Automotive Volvo

Published on June 5th, 2024 | by Sounder Rajen


Volvo Set To Issue World’s First EV Battery Passport Ahead Of EU Rules

Volvo is once again pioneering another EV related innovation with this battery passport

Volvo Cars announces the debut of the world’s first EV battery passport, which meticulously documents the lineage of raw materials, components, recycled content, and carbon footprint for its forthcoming flagship EX90 SUV, ahead of the EU rules.

Crafted over a span of more than five years, this groundbreaking passport was engineered by Volvo, under the ownership of China’s Geely, in collaboration with the UK-based startup Circulor. Leveraging blockchain technology, Circulor specialises in mapping intricate supply chains for enterprises.

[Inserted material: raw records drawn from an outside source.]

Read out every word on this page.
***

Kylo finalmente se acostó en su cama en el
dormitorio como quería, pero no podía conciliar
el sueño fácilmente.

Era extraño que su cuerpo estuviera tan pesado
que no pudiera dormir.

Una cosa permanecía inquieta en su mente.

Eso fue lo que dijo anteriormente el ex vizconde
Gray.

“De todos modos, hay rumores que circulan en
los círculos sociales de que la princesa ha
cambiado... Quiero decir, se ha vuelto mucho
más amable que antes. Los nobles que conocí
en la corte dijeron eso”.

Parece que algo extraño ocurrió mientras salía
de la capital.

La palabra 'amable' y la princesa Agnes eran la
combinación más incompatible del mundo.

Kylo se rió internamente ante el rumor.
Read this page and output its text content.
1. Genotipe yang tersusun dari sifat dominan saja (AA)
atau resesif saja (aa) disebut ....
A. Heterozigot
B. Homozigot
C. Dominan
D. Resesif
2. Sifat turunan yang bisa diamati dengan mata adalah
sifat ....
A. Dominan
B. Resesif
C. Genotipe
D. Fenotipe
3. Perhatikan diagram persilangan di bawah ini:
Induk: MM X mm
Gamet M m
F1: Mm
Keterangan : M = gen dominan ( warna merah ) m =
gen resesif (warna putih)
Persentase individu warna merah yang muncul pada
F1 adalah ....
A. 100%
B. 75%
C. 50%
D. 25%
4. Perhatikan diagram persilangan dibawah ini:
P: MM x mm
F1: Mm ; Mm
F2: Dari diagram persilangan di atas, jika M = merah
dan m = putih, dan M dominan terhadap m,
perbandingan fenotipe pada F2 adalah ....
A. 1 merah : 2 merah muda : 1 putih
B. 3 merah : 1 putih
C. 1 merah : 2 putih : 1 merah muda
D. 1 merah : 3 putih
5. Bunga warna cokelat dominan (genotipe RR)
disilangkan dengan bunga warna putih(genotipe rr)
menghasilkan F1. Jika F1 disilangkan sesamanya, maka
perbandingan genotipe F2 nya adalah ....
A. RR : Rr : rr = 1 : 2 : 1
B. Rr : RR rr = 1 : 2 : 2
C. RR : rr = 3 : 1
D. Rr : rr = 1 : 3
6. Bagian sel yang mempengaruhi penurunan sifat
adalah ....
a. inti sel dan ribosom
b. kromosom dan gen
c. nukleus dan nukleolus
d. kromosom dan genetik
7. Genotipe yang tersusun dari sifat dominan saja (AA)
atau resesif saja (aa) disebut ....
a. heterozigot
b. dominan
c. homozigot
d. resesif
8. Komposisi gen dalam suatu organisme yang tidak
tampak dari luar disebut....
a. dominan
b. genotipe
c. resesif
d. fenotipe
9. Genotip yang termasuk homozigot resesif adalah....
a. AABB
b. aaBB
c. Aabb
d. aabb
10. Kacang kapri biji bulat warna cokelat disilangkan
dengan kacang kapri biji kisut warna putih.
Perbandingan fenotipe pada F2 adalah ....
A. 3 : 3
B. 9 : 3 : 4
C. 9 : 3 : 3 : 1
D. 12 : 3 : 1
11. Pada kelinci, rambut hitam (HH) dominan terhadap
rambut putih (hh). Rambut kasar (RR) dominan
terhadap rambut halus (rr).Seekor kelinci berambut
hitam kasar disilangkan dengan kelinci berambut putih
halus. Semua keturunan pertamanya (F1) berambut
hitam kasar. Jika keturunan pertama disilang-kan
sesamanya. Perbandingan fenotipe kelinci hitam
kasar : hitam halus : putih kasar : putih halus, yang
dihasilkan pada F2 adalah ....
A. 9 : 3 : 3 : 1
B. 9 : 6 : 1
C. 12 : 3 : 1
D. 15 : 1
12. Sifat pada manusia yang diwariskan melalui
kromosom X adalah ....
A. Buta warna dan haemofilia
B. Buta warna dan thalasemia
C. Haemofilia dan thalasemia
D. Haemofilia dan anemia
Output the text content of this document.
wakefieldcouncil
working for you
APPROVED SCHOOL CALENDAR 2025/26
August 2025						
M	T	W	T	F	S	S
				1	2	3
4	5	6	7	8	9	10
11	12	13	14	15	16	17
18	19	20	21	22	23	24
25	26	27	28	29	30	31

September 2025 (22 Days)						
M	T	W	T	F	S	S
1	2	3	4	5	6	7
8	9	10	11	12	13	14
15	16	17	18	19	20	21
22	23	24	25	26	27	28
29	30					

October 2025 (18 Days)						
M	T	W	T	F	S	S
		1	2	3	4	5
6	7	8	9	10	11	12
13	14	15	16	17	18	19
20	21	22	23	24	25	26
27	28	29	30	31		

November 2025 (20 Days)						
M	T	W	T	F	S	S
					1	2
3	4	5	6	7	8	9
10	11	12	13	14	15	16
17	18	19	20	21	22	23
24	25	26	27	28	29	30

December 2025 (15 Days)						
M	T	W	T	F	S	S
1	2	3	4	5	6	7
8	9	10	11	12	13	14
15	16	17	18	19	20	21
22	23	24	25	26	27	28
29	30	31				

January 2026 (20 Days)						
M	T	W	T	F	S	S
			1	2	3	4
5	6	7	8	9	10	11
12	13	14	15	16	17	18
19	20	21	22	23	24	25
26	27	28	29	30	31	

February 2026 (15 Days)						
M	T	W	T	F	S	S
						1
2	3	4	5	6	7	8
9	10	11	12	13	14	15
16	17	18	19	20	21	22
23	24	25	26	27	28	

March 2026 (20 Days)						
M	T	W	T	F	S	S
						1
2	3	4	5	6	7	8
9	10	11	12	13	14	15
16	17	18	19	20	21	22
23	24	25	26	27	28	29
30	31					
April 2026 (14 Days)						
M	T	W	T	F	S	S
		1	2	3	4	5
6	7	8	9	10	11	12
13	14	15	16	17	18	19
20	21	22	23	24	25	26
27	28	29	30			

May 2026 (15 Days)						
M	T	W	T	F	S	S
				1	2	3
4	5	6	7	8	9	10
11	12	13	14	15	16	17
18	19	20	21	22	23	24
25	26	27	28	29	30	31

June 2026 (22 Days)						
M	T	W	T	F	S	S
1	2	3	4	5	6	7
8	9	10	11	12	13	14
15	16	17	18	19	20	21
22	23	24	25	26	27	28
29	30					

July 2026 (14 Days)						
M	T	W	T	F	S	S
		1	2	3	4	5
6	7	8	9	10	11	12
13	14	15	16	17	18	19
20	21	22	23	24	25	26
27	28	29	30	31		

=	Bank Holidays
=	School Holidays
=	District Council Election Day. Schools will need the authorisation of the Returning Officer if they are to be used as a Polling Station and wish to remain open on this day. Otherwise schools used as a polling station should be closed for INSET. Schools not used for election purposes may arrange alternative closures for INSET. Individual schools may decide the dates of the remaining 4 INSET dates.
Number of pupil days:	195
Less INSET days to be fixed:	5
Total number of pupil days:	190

Moreover, EU regulations slated for February 2027 mandate battery passports for all electric vehicles (EVs) sold within its bounds. These passports will delineate the battery’s composition, encompassing crucial details such as material provenance, carbon footprint, and recycled content.

Volvo XC40 Recharge Pure Electric front angle EVs

Vanessa Butani, Volvo’s head of global sustainability, emphasised the company’s proactive stance in unveiling the passport nearly three years ahead of regulatory enforcement. This proactive approach underscores Volvo’s commitment to transparency as it sets its sights on producing exclusively electric vehicles by 2030.

Scheduled for imminent production at Volvo’s Charleston, South Carolina plant, the EX90 SUV is also equipped with a battery passport and is slated for distribution to European and North American customers in the latter half of the year.


On top of that, Volvo car owners will gain access to an abridged version of the passport through a QR code located inside the driver’s door. Gradual integration of the passport across Volvo’s entire EV lineup is envisioned, with a comprehensive iteration earmarked for regulatory submission.

The enhanced passport will provide real-time updates on the battery’s health, crucial for assessing the residual value of used EVs, over a 15-year period. Circulor CEO Douglas Johnson-Poensgen revealed that the implementation cost per car for Volvo is estimated at approximately USD10 (roughly RM47).

Circulor’s intricate system meticulously traces battery materials from the point of extraction to individual vehicle assembly, seamlessly integrating with suppliers’ production systems to monitor material flow and gauge carbon footprint through analysis of renewable energy usage.

This innovative endeavour has prompted Volvo to revamp its parts tracing mechanisms within its manufacturing processes, meticulously tracing the lineage of every component in each vehicle. While not mandated in the United States, automakers are increasingly intrigued due to potential eligibility requirements for EV subsidies under the U.S. Inflation Reduction Act.